You can't knock the players' efforts against Southampton, for much of the game they showed the grit and determination that has been missing all season, and a genuine desire to get the ball forward was only halted by their lack of technical ability.

swansea-city-v-southampton-premier-league-5af31345f7b09d52f6000001.jpg

As for Carvalhal, he came onto a sinking cruise liner (not that Swansea are equivalent in size to such a vessel, but because that's just the extent of the clustermuck that the club's hierarchy have put on in the last few years) armed only with a small bucket and some duct tape. He plugged a few holes, and the ship stopped taking on water for a time, but there's only so much a bit of tape can do against the might of the ocean.

That leaves one culprit left from our group of suspects. The board. And the final 20 minutes at the Liberty on Tuesday night epitomised exactly how the fans have felt over the last few seasons as a result of their dealings.

The evening began with a sense of naive optimism as the sun shone down on South Wales. Even for the the start of the second half; following on from an electric first 45 from the home crowd, the fans continued in full swing as the latter stages dragged on.

swansea-city-v-southampton-premier-league-5af3135ff7b09deccc000001.jpg

Then it happened. Manolo Gabbiadini scored the scrappy winner and the Jack Army could only watch on, green with jealousy as they watched a United Southampton squad celebrate in the kind of euphoric sense of solidarity that only the escape from relegation can deliver. The home support seeing out the game with an atmosphere that could only be described as abject; dreaming, praying that they too could feel that pure elation come Sunday afternoon.

The most heartbreaking point here is that Swans fans know the club deserves relegation. The fans don't, through thick and thin they've been there week in, week out, cheering on their side knowing full well that it was futile. But the club deserves relegation.

As the American owners came into SA1 back in 2016, the revolving door continued to circle as the club's identity left. Swansea had sold their souls to the corporate conglomerates that had eyes only on the financial haven that was the Premier League.

Little did they realise that in order to reap the benefits of the top flight, your team must first be competing in it. One would've thought that following the shock of last year - flirting with relegation after failing to replace club captain and star centre back Ashley Williams, and the club's only outlet for goals in Andre Ayew - last summer would've injected more investment into the team in order to avoid this very situation.

Alas, it wasn't to be.

Fernando Llorente and Gylfi Sigurdsson waved goodbye as they were replaced by Sam Clucas and Wilfried Bony. Of course, the complete drop in quality in that exchange meant little to the owners who had just made a profit of of around £40m. Good business, right? Wrong.

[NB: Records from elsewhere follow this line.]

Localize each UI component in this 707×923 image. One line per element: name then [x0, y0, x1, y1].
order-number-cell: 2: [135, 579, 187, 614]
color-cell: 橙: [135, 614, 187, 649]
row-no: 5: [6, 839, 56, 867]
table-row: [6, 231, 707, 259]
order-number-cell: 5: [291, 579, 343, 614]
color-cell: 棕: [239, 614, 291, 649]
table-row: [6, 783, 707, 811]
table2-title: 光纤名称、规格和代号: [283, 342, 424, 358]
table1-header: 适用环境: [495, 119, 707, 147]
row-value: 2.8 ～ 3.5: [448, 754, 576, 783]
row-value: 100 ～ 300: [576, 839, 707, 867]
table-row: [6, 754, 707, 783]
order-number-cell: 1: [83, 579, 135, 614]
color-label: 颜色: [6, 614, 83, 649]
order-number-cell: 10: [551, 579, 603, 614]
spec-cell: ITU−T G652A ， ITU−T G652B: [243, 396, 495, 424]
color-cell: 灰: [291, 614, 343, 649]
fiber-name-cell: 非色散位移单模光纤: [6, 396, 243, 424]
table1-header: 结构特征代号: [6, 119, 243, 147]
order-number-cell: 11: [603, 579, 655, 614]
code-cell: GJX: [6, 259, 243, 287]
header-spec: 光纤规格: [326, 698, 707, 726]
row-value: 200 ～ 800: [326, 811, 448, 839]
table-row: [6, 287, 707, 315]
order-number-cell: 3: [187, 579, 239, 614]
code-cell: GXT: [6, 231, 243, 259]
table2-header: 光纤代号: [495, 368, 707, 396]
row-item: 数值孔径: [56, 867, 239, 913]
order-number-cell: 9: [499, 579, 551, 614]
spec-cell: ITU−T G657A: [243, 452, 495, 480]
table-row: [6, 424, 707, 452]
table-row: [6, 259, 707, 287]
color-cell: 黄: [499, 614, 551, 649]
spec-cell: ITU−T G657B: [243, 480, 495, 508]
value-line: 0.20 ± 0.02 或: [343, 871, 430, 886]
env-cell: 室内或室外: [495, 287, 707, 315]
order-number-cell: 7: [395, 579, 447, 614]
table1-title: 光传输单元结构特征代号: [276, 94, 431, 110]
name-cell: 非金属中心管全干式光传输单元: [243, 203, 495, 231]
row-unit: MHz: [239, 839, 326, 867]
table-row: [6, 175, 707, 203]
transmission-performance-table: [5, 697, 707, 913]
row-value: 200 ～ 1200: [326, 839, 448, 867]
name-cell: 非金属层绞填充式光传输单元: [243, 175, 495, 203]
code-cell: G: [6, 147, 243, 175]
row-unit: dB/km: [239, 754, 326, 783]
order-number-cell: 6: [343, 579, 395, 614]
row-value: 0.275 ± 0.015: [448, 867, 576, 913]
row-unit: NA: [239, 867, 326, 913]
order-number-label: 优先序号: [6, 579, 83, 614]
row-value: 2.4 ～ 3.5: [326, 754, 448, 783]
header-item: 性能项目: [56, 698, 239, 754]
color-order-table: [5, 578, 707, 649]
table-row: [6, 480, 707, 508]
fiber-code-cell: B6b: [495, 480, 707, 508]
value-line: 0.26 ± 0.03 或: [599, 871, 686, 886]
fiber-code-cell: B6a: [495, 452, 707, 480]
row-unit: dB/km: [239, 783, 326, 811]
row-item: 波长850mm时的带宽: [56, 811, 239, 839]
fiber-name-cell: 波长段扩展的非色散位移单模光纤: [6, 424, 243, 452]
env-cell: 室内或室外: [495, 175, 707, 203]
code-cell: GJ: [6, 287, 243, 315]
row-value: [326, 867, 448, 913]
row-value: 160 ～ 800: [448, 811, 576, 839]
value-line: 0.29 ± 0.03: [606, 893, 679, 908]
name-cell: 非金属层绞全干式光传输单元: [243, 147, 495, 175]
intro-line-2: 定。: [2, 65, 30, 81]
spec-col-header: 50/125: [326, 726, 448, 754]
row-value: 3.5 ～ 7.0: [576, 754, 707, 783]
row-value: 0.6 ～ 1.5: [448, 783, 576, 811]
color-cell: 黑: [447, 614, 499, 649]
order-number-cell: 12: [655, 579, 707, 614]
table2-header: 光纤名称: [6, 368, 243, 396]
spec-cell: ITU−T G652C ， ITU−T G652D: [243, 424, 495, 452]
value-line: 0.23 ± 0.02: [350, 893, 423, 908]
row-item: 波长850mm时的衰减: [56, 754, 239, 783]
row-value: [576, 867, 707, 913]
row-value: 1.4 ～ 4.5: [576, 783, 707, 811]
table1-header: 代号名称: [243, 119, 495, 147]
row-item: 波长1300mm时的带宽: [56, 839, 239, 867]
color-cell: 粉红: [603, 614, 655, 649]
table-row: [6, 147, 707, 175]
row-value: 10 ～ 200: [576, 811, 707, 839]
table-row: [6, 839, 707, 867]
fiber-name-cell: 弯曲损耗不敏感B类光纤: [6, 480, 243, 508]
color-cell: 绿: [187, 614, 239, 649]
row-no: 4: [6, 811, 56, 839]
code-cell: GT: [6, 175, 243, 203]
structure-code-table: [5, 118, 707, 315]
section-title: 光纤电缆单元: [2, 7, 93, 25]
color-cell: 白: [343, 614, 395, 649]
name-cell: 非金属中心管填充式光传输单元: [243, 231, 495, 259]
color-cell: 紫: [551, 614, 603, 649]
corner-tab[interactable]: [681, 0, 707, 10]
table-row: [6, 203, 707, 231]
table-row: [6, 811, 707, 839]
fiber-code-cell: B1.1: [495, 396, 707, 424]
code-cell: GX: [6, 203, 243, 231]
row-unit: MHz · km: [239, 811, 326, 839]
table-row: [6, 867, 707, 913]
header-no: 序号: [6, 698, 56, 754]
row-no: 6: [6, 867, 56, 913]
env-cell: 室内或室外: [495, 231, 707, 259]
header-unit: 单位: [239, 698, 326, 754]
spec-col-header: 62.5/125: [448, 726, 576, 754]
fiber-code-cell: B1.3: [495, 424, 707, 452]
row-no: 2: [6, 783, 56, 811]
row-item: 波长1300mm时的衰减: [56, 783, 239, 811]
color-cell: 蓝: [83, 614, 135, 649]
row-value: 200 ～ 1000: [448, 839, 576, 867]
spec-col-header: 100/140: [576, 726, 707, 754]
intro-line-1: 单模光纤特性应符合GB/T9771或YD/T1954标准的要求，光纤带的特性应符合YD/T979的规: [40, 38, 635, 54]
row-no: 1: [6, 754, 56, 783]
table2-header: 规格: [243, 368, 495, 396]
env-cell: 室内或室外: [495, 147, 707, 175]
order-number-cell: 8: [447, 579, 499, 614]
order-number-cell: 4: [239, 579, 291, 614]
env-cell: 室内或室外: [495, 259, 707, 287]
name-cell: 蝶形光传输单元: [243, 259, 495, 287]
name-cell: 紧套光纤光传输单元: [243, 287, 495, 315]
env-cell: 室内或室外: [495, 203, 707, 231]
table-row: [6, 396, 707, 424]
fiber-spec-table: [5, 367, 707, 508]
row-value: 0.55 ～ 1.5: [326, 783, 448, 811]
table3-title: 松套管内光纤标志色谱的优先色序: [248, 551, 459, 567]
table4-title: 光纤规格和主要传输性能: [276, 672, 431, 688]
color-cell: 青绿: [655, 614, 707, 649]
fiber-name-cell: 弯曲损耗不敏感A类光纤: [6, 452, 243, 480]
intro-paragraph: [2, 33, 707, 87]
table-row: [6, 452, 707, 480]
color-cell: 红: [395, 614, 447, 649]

Only nine months later the Swans are left staring down the barrel of relegation, and the only ones who care about that are the fans. Those that have endured the 18 hour round trips to the northern reaches of England. The ones who have sat in the wind and rain for two hours every weekend to watch the team turn in performances of the lowest level. The very same people that have been forced to pay Premier League prices for next term's Championship season tickets.

Swansea fans are victims of corporate greed, and there's absolutely nothing they can do about it except watch from the stands.